Seasons greetings to one & all. It's Thursday 29th of December and I've spent some quiet time reflecting on my finances over the Christmas period. Two words; Skinto Maxima! (Apologies to Harry Potter fans!) I managed to stick to budget with my boys, more of less. BUT in order to do so, I had to take out a Budgeting Loan with the DWP. I borrowed £812 - the maximum allowable & I've already started paying it back at a rate of £21 per week from my ESA. At least it's interest free. And to help my youngest son realise his dream to update his 10 year old near obsolete PC so it could keep pace with current gaming technology, I had to take out a loan over four years at 14.9% APR - which he will pay me back via his PIP allowance. Those were expected costs. They came as no surprise. Where the costs became less certain was due to spending our Christmas in Scotland. We had the most wonderful time with my eldest son and his partner. We had snow, we had presents & we spotted seals. But my son's girlfriend's family had spent a fortune on me & my son with their beautiful gifts & we couldn't reciprocate in kind - I felt ashamed of being poor & very much a cheapskate. I'm not used to being spoiled like that so I actually cried. In addition, when your family live so far away, the cost of getting there is very expensive - it's a round trip of 800 miles. I was glad that the diesel prices had dropped. The cost to go via train is unimaginable. But then on the way home because of snow, we had to detour 80 miles via Aberdeen - extra fuel we did not budget for. But we made it home safe & sound & overall, I needed the change of scenery so very much. It was worth it for the boost to mine & my youngest son's mental health. I'll get to grips with the finances in January.

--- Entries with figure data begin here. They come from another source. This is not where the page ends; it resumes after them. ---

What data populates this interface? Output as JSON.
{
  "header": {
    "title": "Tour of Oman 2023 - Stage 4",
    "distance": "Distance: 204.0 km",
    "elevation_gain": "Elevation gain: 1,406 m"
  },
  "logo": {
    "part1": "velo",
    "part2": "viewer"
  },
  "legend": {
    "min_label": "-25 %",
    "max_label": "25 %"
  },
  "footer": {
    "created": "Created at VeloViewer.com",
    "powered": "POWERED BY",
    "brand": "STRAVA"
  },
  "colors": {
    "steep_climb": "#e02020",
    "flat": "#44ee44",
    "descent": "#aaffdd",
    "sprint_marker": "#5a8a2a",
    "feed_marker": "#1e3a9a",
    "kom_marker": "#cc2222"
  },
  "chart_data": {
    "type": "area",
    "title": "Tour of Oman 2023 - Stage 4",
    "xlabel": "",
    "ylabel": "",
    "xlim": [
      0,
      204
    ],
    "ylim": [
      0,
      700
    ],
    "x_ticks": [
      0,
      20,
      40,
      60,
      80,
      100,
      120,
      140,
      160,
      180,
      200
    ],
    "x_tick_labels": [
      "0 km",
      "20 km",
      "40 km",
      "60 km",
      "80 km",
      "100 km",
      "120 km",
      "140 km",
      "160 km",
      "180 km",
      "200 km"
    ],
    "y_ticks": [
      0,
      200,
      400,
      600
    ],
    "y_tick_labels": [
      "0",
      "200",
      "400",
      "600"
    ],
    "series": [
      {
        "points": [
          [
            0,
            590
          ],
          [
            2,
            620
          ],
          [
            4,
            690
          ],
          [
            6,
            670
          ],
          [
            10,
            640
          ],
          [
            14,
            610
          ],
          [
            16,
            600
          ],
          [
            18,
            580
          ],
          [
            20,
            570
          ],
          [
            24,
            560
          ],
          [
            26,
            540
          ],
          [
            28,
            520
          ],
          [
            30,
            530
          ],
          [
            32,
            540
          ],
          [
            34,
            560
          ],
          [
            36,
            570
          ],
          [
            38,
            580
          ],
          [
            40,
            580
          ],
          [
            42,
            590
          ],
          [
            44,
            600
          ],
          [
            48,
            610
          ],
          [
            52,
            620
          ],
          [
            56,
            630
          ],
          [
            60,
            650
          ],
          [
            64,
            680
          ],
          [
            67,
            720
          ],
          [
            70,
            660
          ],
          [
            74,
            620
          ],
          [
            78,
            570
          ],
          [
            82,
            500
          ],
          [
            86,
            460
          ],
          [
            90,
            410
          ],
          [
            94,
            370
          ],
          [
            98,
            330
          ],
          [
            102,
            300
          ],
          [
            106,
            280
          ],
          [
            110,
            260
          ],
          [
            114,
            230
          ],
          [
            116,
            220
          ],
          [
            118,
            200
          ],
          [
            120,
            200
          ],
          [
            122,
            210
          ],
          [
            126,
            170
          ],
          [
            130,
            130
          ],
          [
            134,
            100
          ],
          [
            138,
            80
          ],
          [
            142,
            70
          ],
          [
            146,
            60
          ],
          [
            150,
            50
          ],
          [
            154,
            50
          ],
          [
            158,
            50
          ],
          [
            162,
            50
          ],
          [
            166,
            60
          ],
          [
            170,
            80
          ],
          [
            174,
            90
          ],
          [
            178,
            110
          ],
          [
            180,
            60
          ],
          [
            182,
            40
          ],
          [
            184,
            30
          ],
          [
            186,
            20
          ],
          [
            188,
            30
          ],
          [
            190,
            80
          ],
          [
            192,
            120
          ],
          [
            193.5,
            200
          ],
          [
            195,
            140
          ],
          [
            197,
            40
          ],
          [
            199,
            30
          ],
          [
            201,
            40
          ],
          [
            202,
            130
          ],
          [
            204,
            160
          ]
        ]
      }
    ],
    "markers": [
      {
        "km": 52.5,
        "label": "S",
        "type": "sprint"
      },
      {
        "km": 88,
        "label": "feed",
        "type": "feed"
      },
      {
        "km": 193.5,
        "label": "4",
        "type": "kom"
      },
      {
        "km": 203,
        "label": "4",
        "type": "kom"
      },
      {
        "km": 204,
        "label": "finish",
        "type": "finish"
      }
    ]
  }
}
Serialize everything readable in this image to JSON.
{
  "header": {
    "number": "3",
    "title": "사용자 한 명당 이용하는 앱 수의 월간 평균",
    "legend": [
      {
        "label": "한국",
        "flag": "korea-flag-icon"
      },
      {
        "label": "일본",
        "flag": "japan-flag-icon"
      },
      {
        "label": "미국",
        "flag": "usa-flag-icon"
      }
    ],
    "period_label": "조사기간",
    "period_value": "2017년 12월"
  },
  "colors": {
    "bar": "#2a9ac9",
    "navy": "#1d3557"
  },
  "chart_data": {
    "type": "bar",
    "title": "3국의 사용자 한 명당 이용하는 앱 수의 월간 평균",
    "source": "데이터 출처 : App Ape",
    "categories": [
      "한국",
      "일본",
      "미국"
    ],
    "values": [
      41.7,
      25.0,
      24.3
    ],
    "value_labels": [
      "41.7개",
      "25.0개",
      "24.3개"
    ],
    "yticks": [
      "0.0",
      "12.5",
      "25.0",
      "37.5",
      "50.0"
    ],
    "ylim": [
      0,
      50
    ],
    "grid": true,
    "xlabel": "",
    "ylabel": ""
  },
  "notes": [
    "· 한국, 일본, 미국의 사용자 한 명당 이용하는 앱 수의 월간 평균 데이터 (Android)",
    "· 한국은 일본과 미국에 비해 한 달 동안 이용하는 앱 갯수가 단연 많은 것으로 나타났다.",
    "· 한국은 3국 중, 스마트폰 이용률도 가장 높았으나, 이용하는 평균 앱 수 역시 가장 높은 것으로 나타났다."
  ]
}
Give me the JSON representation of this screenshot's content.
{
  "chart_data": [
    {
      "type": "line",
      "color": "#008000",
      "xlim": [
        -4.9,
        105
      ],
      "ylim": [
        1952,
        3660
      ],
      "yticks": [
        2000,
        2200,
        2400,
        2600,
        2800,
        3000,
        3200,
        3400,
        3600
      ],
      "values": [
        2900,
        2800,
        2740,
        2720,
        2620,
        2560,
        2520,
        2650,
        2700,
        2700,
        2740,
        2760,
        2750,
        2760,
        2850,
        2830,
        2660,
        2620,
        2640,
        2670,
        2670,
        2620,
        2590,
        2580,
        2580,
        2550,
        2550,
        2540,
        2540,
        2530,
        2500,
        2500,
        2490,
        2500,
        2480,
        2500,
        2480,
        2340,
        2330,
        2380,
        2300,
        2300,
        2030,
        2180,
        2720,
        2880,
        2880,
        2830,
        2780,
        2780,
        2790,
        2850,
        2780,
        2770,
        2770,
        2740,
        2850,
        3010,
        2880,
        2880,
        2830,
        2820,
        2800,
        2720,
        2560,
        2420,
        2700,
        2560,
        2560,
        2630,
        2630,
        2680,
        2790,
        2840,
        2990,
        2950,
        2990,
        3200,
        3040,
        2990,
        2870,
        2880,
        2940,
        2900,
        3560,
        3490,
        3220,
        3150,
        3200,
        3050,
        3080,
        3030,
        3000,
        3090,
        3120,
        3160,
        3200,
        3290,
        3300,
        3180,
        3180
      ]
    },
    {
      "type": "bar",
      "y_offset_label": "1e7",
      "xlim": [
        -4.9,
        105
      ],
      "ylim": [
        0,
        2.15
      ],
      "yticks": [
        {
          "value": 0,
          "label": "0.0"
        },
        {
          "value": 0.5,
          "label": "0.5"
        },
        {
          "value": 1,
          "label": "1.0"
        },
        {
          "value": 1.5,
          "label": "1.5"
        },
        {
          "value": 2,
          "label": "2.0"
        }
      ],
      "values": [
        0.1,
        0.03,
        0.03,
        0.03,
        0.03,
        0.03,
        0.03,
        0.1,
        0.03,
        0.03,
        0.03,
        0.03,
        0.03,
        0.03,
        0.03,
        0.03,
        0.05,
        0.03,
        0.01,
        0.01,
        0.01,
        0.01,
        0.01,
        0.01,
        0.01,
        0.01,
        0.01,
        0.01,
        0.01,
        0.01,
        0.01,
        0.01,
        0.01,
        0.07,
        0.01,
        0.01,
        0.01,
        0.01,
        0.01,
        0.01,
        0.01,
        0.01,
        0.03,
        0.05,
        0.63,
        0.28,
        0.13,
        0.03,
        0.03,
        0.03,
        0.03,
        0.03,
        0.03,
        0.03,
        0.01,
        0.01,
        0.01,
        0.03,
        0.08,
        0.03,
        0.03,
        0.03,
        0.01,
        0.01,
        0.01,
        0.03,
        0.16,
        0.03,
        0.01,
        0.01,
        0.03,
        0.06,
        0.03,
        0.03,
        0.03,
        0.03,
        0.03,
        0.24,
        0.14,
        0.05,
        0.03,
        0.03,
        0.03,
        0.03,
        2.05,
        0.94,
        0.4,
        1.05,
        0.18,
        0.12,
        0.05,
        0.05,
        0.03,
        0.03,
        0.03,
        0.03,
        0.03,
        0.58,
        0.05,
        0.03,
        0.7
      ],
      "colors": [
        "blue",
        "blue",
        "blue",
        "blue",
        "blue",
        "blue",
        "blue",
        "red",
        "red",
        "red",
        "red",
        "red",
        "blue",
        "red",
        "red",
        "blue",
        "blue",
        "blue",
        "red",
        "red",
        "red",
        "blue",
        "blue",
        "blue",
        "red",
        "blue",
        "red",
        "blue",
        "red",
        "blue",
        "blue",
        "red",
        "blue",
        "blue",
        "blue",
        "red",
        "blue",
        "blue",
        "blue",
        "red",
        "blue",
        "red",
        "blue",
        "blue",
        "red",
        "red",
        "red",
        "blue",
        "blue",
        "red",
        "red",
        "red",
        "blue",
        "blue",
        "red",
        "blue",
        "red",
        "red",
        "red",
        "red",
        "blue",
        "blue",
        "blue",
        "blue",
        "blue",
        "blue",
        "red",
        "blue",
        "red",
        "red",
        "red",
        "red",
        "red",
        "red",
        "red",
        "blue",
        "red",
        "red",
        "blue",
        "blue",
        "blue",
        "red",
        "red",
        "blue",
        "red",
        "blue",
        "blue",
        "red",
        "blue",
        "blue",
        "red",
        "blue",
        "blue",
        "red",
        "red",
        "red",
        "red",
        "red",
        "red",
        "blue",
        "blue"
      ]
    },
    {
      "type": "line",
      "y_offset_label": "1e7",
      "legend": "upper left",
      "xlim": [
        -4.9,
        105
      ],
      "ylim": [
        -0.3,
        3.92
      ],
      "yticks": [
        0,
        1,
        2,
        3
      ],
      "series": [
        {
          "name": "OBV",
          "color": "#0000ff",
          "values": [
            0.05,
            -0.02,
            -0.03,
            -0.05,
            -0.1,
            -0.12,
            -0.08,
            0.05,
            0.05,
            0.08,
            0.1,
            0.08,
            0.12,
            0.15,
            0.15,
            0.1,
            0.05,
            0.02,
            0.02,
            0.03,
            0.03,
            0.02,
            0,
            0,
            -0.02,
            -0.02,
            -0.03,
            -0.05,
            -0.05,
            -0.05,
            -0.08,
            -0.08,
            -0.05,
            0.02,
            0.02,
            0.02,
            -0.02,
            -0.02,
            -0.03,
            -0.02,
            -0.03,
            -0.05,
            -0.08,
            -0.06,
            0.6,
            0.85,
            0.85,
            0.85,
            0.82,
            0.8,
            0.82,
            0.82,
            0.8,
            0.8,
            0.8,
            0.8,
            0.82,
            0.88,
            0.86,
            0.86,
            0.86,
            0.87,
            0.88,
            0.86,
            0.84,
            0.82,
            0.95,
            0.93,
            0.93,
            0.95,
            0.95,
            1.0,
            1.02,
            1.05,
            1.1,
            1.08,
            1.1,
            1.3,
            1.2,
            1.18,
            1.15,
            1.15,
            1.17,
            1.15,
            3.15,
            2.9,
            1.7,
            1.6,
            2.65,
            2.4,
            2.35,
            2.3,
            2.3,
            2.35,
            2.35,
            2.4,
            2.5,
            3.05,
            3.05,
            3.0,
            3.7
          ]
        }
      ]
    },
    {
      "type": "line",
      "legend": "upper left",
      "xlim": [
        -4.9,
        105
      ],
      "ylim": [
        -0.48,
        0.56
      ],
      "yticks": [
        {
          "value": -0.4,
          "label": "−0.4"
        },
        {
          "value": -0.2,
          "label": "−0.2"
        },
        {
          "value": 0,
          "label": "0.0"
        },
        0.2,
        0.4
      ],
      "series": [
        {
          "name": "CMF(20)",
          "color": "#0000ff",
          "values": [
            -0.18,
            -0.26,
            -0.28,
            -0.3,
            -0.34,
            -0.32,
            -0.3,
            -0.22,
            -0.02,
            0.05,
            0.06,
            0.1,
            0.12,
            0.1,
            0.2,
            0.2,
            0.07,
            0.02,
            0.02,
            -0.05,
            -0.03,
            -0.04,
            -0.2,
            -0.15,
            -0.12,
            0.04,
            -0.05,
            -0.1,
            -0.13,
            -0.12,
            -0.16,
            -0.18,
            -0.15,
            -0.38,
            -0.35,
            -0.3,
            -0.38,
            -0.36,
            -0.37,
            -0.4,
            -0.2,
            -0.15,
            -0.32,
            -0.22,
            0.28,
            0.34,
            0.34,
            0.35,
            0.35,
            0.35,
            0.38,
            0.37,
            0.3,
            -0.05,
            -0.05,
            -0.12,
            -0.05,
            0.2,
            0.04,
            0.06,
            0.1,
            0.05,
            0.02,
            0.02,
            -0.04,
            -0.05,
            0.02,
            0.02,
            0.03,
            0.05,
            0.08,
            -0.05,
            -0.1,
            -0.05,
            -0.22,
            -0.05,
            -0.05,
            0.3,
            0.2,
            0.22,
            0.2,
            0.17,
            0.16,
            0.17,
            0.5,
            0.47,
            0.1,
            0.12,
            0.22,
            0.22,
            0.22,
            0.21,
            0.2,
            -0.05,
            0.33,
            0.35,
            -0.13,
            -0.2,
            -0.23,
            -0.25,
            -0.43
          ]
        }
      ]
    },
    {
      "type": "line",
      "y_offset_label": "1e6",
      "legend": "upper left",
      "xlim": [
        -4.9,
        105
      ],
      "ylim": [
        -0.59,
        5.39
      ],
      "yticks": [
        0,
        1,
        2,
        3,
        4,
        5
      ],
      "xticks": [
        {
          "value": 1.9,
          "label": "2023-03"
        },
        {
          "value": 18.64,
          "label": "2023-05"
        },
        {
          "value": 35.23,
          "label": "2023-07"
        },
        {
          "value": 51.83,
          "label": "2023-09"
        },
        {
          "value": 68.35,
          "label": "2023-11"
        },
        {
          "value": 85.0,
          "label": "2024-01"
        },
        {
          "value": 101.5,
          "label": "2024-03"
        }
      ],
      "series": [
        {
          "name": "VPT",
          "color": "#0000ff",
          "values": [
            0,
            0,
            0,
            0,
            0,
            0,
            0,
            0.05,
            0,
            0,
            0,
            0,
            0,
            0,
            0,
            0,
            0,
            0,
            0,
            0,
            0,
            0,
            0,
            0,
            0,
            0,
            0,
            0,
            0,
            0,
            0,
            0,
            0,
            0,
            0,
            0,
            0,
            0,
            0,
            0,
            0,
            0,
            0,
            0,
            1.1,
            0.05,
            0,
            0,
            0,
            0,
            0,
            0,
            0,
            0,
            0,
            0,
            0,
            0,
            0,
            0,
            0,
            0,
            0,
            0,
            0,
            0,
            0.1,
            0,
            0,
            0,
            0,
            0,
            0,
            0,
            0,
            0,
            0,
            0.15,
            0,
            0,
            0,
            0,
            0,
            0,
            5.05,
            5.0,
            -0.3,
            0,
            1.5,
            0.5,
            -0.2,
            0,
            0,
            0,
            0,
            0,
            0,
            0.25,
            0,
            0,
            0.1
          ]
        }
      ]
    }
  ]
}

So Christmas has been and gone. A bit hectic because my 9 year old son who is on the spectrum was suspended again for the second time in less that a month. I do believe schools aren’t equipped to deal with children who are trauma affected or who don’t fit inside a box. I’m afraid I may get in trouble with UC as I’m supposed to be actively looking for work and I don’t enjoy home schooling as I’m thick at Maths. I did stuff my child is doing now for GCSE so how times have changed. I feel utterly stupid when I’m teaching him as I had to re-educate myself with how to do angles, etc. I didn’t even know about factors etc. and I thought my home schooling days were well gone. I hate it. Yet I have no choice. During the pandemic we were all doing the same thing but this time round it’s a different type of force. We feel singled out as a family and pushed to the side. My son is a bright boy but his behaviour gets in the way and because he has no diagnosis although tested for ASD he doesn’t have a label and can’t gain assistance. It’s all very bizarre and the staff and I are arguing because I’m my sons voice and they aren’t listening. They aren’t listening to the fact that he doesn’t like being shoved inside a tent and told to sit there so other kids can learn. He doesn’t like being told he has a calm corner when no one else has one. He feels excluded rather than included and the suspension is a further exclusion and he is unable to not only each his full potential but to access the curriculum.